Soledad at Bakersfield Women's Business Conference


CNN correspondent Soledad O'Brien, keynote speaker at the 19th annual Bakersfield Women's Business Conference, was a little reluctant when a women's magazine recently asked her to pen a Mother's Day piece on the best advice her mother ever gave her.

Her mother was not "warm and fuzzy," but more of the "tough nut" variety, O'Brien told listeners at her luncheon address.

After a young, frustrated O'Brien told her mother a news director had refused to hire her because she wasn't dark enough for the lone reporter job he'd set aside for a black journalist, and another potential boss asked if she'd be willing to change her ethnic name, O'Brien's mother said: "Most people are idiots. Now go get another job."

Words to live by, O'Brien said, but "most people are idiots" isn't the stuff of Hallmark cards.

O'Brien did get another job, of course. After covering local news in San Francisco and Boston, she went on to MSNBC, NBC and later CNN, where she co-anchored the network's American Morning show for four years. She now works for CNN'S Special Investigations Unit, which produces documentary-style in-depth reports.

O'Brien's mother is a black, Cuban immigrant, and her father is a white, Australian immigrant of Irish descent. When her parents were dating, they had trouble finding restaurants willing to serve an interracial couple. Maryland, where they met, would not permit them to legally marry in 1958, so they had to drive to Washington, D.C., for their nuptuals. Afterward, people cautioned them against having children, sure that their offspring would never fit in.

"I'm the fifth of six children," O'Brien said. "Obviously, they didn't listen."

Moreover, the couple sent all six of their children to Harvard University.

"If people put out obstacles, step around them," O'Brien said. "Decide what you're going to do and go do it. It's that simple."

At a separate workshop for R.O.S.E. Mentors and their charges, O'Brien told girls to seek out advice from successful people -- whether they personally know them or not -- and to listen to what they have to say. If you get defensive, you can't learn from constructive criticism, she said.

And if you assume someone won't assist you merely because they're powerful and have achieved a lot, you could miss out. O'Brien recalled writing to a news anchor she'd never met when she was an up-and-coming reporter, and how pleased she was that the woman wrote her a long, single-spaced letter critiquing her work.

"I still have that letter," she said.

O'Brien added that she tries to pay back that debt by helping other young people coming along, and that many others she knows do the same.
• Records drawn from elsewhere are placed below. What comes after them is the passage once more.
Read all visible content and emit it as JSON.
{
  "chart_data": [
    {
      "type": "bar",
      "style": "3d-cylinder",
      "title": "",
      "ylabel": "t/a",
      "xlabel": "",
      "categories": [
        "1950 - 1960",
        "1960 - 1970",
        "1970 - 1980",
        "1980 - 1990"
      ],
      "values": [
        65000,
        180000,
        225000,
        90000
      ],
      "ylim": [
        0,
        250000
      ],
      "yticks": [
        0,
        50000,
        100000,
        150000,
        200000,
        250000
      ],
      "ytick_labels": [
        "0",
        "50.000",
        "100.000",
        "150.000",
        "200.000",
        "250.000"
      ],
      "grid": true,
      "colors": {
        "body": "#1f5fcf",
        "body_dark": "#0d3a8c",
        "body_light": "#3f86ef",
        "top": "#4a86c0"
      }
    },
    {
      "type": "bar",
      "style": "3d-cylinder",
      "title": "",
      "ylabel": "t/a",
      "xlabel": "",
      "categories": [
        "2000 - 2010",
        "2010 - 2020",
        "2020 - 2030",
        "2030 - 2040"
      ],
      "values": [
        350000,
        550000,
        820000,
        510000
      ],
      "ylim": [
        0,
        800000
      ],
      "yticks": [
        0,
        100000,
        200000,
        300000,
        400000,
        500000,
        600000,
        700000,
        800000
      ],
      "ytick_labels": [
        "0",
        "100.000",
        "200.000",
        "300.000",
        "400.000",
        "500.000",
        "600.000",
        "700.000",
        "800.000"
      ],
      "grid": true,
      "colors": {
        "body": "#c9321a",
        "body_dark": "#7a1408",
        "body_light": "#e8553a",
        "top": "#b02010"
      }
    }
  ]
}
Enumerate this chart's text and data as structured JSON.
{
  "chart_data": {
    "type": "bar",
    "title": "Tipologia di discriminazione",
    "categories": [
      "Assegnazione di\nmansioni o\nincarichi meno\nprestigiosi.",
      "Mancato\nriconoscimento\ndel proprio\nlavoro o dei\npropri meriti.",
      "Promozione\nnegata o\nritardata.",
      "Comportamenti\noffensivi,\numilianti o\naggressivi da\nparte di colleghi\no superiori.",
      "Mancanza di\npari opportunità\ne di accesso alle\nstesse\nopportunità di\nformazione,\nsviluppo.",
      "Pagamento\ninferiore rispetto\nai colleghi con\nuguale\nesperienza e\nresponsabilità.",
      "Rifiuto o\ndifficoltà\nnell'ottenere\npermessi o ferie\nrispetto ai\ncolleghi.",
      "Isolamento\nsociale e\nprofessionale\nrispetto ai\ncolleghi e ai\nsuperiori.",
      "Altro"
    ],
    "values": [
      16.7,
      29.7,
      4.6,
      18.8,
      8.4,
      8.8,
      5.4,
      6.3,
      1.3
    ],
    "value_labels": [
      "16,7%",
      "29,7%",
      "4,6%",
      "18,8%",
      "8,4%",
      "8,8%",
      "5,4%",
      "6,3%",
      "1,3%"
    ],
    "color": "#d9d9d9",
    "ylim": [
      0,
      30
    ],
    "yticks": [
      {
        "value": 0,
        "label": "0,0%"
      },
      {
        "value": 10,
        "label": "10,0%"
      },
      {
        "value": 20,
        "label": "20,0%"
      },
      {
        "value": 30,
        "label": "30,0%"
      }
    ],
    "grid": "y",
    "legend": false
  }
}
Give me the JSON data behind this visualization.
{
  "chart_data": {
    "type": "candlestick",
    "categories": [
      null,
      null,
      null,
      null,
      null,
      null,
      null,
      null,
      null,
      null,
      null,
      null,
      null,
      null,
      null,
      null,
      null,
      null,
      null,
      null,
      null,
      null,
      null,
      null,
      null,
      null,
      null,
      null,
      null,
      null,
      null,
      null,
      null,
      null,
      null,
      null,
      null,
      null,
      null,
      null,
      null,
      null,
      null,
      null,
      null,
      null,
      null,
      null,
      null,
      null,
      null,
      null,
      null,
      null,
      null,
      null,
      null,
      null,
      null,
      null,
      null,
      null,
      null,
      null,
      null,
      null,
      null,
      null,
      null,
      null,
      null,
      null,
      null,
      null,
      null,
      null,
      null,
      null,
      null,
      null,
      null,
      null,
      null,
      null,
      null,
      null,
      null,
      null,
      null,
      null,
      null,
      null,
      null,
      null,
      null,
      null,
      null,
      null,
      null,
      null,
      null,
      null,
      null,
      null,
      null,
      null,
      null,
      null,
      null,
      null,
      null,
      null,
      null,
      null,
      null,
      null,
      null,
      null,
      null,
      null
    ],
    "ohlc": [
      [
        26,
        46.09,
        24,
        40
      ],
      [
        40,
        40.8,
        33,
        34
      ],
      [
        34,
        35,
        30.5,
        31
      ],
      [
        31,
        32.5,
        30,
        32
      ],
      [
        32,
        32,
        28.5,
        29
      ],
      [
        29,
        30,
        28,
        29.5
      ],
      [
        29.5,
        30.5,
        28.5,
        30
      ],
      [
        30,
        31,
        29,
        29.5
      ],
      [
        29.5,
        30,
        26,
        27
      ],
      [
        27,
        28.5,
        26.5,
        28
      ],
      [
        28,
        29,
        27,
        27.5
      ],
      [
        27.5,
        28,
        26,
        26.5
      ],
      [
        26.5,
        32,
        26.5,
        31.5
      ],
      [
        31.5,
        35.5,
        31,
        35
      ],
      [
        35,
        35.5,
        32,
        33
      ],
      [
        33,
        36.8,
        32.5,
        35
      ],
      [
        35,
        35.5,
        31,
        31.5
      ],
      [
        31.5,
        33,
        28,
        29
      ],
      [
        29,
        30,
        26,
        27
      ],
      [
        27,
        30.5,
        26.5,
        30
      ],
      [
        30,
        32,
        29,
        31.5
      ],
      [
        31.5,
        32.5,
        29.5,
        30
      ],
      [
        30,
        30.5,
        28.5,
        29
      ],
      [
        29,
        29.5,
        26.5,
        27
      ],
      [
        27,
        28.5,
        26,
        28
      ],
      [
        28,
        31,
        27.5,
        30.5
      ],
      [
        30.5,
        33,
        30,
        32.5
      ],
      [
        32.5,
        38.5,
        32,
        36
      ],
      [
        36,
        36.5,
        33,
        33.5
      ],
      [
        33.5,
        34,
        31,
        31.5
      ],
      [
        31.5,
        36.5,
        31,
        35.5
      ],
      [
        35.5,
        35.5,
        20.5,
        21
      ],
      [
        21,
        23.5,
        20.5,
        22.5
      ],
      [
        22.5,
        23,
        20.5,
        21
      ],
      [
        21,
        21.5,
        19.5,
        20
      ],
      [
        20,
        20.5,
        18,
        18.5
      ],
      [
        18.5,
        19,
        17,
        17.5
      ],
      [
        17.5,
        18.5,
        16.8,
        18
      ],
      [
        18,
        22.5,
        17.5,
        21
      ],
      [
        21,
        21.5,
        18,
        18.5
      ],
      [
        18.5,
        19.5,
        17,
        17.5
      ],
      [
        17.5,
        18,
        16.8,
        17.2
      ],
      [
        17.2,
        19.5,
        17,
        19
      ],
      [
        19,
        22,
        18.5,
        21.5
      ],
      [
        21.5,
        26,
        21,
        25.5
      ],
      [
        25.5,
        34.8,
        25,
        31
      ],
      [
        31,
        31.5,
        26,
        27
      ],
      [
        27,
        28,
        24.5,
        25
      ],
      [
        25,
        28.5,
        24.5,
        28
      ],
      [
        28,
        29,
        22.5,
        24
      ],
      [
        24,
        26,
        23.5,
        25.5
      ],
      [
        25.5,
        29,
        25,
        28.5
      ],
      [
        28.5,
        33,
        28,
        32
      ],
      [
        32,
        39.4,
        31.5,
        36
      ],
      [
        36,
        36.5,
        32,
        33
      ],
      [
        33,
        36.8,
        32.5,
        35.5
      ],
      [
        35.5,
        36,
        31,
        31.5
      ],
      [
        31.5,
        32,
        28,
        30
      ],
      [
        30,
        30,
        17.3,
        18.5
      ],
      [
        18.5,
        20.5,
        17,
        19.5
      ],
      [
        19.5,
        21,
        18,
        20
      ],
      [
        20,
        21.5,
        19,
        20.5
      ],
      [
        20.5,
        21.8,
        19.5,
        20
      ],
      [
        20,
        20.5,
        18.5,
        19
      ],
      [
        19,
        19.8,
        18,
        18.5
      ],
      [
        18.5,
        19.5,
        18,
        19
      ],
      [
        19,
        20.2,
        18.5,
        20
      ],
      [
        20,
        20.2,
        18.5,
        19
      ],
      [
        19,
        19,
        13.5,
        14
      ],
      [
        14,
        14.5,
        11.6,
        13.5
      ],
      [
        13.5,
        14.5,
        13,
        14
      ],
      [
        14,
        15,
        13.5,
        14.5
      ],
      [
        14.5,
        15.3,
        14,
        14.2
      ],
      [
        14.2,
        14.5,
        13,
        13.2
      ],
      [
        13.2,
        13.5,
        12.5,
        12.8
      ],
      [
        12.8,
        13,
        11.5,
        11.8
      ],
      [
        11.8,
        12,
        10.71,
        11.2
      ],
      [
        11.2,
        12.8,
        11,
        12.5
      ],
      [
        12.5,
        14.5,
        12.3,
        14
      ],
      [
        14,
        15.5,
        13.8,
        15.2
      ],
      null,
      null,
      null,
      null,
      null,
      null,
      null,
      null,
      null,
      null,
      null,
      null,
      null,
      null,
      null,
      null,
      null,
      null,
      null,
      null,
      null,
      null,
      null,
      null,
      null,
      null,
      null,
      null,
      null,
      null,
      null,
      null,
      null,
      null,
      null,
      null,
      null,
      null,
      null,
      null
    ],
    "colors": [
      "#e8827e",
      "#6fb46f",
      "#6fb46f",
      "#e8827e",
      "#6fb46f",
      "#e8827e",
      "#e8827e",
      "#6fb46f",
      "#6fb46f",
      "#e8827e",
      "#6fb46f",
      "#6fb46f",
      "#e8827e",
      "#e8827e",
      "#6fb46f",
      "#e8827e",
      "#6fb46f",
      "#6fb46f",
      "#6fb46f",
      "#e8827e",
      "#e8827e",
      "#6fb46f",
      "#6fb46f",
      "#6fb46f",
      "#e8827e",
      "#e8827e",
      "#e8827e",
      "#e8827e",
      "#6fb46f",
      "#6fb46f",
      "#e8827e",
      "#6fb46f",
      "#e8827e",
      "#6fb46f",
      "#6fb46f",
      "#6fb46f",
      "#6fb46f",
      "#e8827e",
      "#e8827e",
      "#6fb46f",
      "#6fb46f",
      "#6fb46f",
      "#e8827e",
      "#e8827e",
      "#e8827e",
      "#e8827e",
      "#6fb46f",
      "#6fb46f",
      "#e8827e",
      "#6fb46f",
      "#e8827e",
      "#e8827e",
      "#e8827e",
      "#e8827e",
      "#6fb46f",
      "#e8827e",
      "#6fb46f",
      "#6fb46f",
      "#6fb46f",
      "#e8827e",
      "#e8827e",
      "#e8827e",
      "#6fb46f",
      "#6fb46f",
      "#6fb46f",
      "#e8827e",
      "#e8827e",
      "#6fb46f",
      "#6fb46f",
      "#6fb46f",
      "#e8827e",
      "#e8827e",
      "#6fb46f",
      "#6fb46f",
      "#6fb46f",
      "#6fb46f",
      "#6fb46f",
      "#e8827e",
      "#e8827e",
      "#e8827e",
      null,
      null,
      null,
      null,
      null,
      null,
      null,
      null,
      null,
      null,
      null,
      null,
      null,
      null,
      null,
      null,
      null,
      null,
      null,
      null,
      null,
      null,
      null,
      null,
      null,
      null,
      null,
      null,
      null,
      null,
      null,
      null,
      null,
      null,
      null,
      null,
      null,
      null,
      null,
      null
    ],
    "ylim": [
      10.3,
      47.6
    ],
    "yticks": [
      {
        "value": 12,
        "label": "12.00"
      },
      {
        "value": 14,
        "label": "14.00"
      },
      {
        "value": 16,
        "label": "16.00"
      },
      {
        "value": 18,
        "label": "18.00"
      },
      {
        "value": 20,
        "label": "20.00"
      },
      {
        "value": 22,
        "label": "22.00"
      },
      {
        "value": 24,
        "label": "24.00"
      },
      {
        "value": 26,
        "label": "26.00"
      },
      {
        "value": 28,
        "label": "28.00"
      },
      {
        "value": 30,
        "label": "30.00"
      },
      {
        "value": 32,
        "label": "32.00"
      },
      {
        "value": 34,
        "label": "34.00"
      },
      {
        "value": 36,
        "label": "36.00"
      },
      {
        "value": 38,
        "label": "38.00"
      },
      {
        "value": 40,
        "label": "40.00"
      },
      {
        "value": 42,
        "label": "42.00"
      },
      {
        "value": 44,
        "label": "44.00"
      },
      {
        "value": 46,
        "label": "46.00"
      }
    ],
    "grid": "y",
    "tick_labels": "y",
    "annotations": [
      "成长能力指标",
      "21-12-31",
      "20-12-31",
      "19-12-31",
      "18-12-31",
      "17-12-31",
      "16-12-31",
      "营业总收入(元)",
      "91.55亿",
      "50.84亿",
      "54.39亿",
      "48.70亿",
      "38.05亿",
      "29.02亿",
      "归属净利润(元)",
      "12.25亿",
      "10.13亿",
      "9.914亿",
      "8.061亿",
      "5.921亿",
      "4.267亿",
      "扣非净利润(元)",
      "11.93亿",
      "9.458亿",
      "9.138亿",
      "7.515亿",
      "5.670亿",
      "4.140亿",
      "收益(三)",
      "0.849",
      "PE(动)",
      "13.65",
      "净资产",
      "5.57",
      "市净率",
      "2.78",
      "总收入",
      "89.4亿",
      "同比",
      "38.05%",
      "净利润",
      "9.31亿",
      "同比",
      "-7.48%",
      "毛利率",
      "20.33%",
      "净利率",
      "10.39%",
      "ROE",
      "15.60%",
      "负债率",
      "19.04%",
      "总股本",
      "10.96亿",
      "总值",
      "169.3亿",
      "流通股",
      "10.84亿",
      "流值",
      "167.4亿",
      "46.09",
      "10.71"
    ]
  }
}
O'Brien said she's encouraged every day by the public's willingness to help strangers.

"If I go on TV and say so and so needs help, the next day I'll have 50,000 e-mails from people saying, 'What can I do? How can I help?'" she said. "I think that's amazing."

Via http://www.tradingmarkets.com/.site/news/Stock%20News/1389857/

2 comments:

Anonymous said...

Wow, truly an inspiration! I'd love to see her at a women's business network and hear what all she has to say.

Anonymous said...

Soledad, If you would get out of Obama's pocket, you might be a much better reporter. You should be "fair and balanced". You are one of the reasons I no longer watch CNN.